Research has shown that erectile tissue located in the nasal passages swells at 60-90 minute intervals on either side of the nose. The result of this is we breathe more dominantly through the side that is not swollen at that time. This physiological occurrence is called nasal laterality.
Furthermore, there have been studies that showed that when breathing dominantly through the left nostril, the right hemisphere of the brain is more active. In opposite to this when the breath is more dominant through the right nostril the left hemisphere of the brain is more active. The right hemisphere of the brain is associated with nonlinear artistic and creative thought while the left hemisphere is associated with linear, mathematical and logical thought.

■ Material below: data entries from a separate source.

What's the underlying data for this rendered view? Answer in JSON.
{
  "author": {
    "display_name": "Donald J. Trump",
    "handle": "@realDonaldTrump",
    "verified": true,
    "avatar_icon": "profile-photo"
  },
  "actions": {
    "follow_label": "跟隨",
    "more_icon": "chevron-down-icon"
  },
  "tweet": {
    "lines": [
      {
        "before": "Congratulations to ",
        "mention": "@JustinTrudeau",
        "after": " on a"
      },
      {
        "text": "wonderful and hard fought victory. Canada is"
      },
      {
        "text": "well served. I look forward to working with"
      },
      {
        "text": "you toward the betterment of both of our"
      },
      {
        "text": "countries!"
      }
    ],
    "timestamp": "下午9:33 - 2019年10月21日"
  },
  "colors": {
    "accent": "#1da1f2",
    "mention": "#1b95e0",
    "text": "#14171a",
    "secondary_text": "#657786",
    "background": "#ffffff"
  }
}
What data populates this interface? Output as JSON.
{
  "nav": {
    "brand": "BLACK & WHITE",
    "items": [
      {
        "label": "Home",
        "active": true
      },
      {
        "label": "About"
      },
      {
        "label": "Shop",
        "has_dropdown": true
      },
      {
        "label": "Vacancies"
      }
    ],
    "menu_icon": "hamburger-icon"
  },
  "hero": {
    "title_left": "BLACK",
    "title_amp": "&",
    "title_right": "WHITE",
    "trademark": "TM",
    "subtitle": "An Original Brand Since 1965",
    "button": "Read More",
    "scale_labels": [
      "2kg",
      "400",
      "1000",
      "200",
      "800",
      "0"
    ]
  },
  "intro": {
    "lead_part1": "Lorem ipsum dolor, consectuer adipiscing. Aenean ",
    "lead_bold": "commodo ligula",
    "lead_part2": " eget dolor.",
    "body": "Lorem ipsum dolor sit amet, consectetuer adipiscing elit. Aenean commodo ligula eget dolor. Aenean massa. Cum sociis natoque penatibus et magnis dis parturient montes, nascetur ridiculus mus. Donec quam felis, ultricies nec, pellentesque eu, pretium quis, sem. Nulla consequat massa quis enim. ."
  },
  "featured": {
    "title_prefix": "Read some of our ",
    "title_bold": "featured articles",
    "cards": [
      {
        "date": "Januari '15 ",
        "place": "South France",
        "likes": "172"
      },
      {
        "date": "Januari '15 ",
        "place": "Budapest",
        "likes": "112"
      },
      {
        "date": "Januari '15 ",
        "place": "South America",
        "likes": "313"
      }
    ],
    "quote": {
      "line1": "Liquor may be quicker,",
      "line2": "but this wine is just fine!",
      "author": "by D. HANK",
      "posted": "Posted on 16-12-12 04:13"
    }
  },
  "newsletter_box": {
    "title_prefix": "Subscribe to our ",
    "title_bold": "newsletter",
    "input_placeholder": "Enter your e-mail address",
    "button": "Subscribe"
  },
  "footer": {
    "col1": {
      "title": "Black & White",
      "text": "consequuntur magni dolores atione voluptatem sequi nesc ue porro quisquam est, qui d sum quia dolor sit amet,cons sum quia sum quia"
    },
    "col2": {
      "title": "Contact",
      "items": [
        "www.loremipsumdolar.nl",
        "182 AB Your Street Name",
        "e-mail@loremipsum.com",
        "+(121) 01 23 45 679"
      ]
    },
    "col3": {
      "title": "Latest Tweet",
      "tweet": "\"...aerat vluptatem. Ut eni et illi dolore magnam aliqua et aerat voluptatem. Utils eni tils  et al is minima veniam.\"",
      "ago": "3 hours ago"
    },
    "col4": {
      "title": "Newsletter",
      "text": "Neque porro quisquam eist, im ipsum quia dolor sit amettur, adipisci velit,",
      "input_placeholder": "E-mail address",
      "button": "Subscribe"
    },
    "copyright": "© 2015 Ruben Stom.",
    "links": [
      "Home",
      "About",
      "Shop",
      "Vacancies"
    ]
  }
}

Interestingly nasal laterality also seems to have an effect on our nervous system with dominant right nostril breathing connecting with our sympathetic nervous system and left nostril breathing with our parasympathetic system.
Putting it all Together
For centuries yogis have been using pranayama practices like Nadi Sodhana (alternate nostril breathing) to bring balance to the energies flowing through the main left (ida) and right (pingala) energy channels that weave up the spine. Today, modern science is able to draw a clear connection between what yogis experienced and described as masculine and feminine energies in the subtle body, that directly correlate with the physiological effects of nasal laterality on the brain and nervous system.
Non-linear, creative thought
Parasympathetic Nervous System
Linear, mathematical thought
Sympathetic Nervous System
Practicing Alternate Nostril Breathing
Take a comfortable seat. Place the thumb and ring finger on either side of the nose. Partially close the left nostril and breathe in through the right. Then, switch the fingers to block the right nostril and breathe out through the left nostril. Stay there and Breathe in through the left nostril. Reverse the pressure of the fingers and breath-out through the right nostril. Continue to repeat in this manner as long as you’re comfortable. When you’re ready to conclude release both nostrils and take a soft breath in and out.